The new supplementary concession agreement will also enable ERL, which operates the KLIA Transit and KLIA Ekspres rail services from KL Sentral to KLIA, to implement a “market-driven” fare structure.
“Market-driven fare will free the government from the financial obligations of having to compensate ERL,” transport minister Loke Siew Fook said during a press conference here.
In a statement, ERL said the government would stop paying it fees or charges from the collection of passenger service charges (PSC) starting from 2029.
Apart from fare charges, ERL currently receives a percentage of the PSC charged for outbound international (RM5) and domestic passengers (RM1).

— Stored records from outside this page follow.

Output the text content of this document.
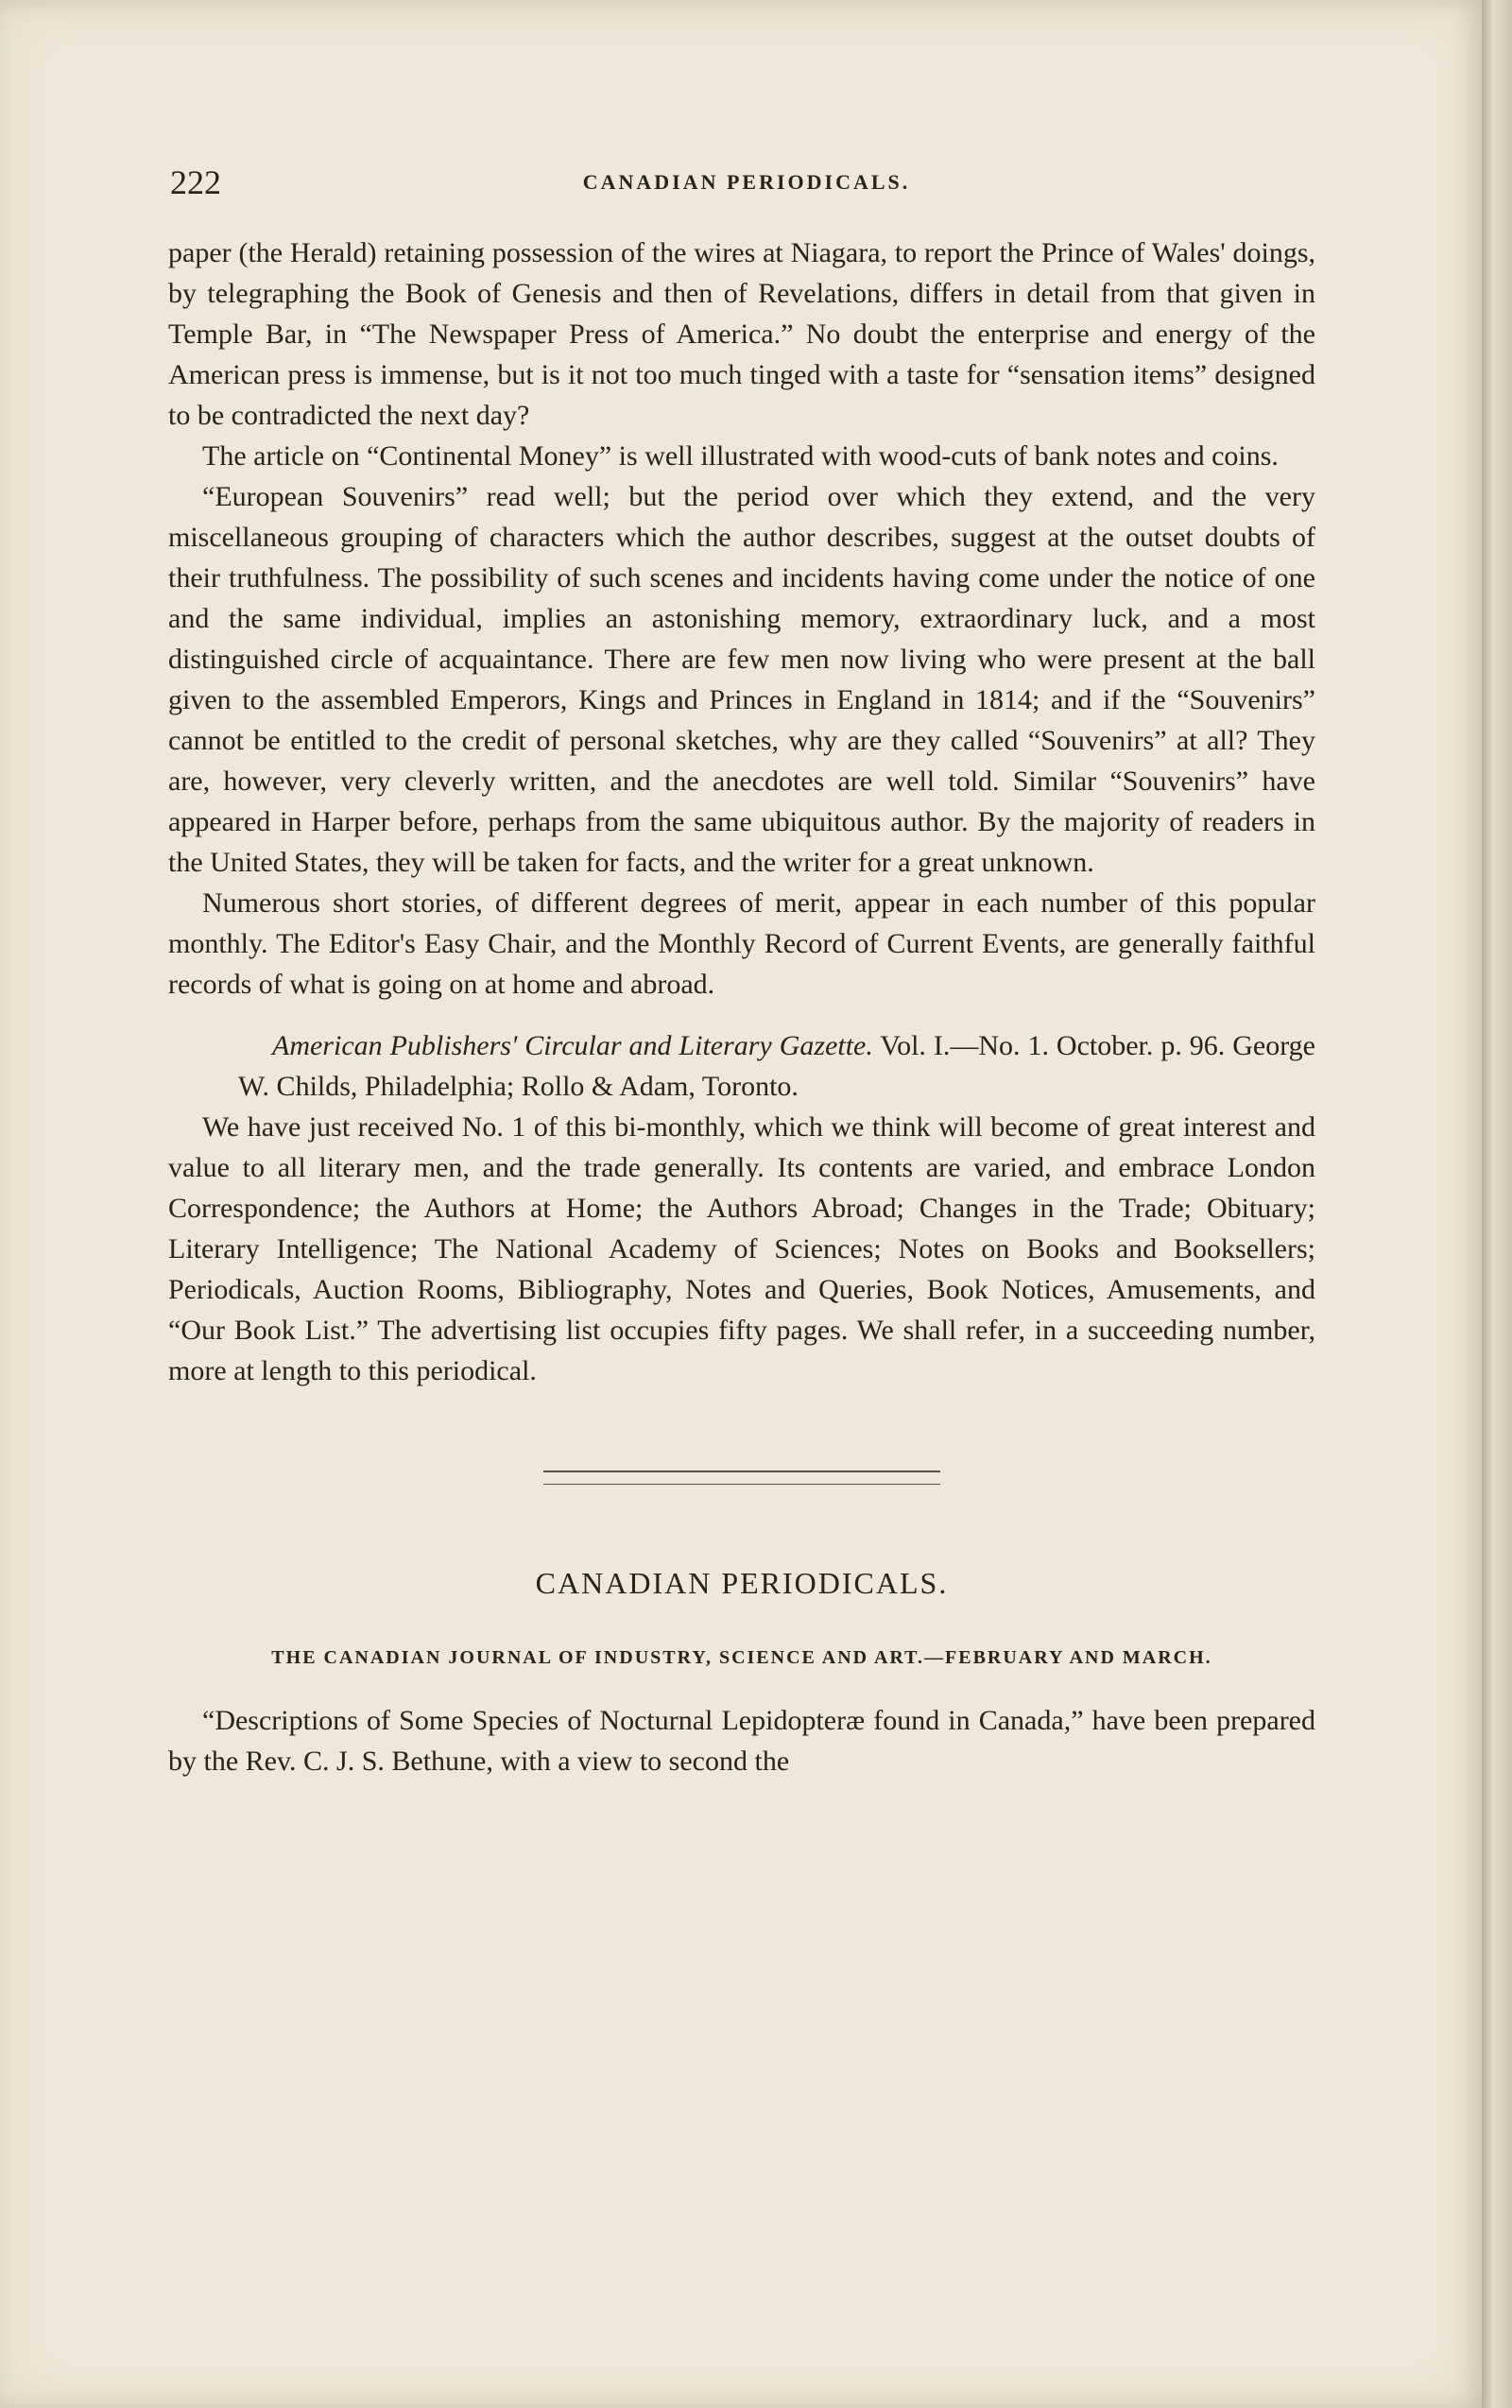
222	CANADIAN PERIODICALS.

paper (the Herald) retaining possession of the wires at Niagara, to report the Prince of Wales' doings, by telegraphing the Book of Genesis and then of Revelations, differs in detail from that given in Temple Bar, in “The Newspaper Press of America.” No doubt the enterprise and energy of the American press is immense, but is it not too much tinged with a taste for “sensation items” designed to be contradicted the next day?

The article on “Continental Money” is well illustrated with wood-cuts of bank notes and coins.

“European Souvenirs” read well; but the period over which they extend, and the very miscellaneous grouping of characters which the author describes, suggest at the outset doubts of their truthfulness. The possibility of such scenes and incidents having come under the notice of one and the same individual, implies an astonishing memory, extraordinary luck, and a most distinguished circle of acquaintance. There are few men now living who were present at the ball given to the assembled Emperors, Kings and Princes in England in 1814; and if the “Souvenirs” cannot be entitled to the credit of personal sketches, why are they called “Souvenirs” at all? They are, however, very cleverly written, and the anecdotes are well told. Similar “Souvenirs” have appeared in Harper before, perhaps from the same ubiquitous author. By the majority of readers in the United States, they will be taken for facts, and the writer for a great unknown.

Numerous short stories, of different degrees of merit, appear in each number of this popular monthly. The Editor's Easy Chair, and the Monthly Record of Current Events, are generally faithful records of what is going on at home and abroad.

American Publishers' Circular and Literary Gazette. Vol. I.—No. 1. October. p. 96. George W. Childs, Philadelphia; Rollo & Adam, Toronto.

We have just received No. 1 of this bi-monthly, which we think will become of great interest and value to all literary men, and the trade generally. Its contents are varied, and embrace London Correspondence; the Authors at Home; the Authors Abroad; Changes in the Trade; Obituary; Literary Intelligence; The National Academy of Sciences; Notes on Books and Booksellers; Periodicals, Auction Rooms, Bibliography, Notes and Queries, Book Notices, Amusements, and “Our Book List.” The advertising list occupies fifty pages. We shall refer, in a succeeding number, more at length to this periodical.

CANADIAN PERIODICALS.
THE CANADIAN JOURNAL OF INDUSTRY, SCIENCE AND ART.—FEBRUARY AND MARCH.

“Descriptions of Some Species of Nocturnal Lepidopteræ found in Canada,” have been prepared by the Rev. C. J. S. Bethune, with a view to second the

PSC collected from passengers at Kuala Lumpur International Airport terminals 1 and 2 are shared between MAHB and the government based on a formula. ERL gets a share of the portion the government receives.
In 2016, the government set the ceiling price at RM64. ERL has kept its fares at RM55 per trip since then.
“Under the new agreement, the government is also entitled to a 30% share of ERL’s profit, should a threshold be met,” Loke said.
The specified threshold is a 10% stakeholder internal rate of return (IRR) for the ERL.
IRR is a financial metric used to assess the profitability of an investment.
“We hope this new consensus will motivate ERL to continue its top service,” Loke said.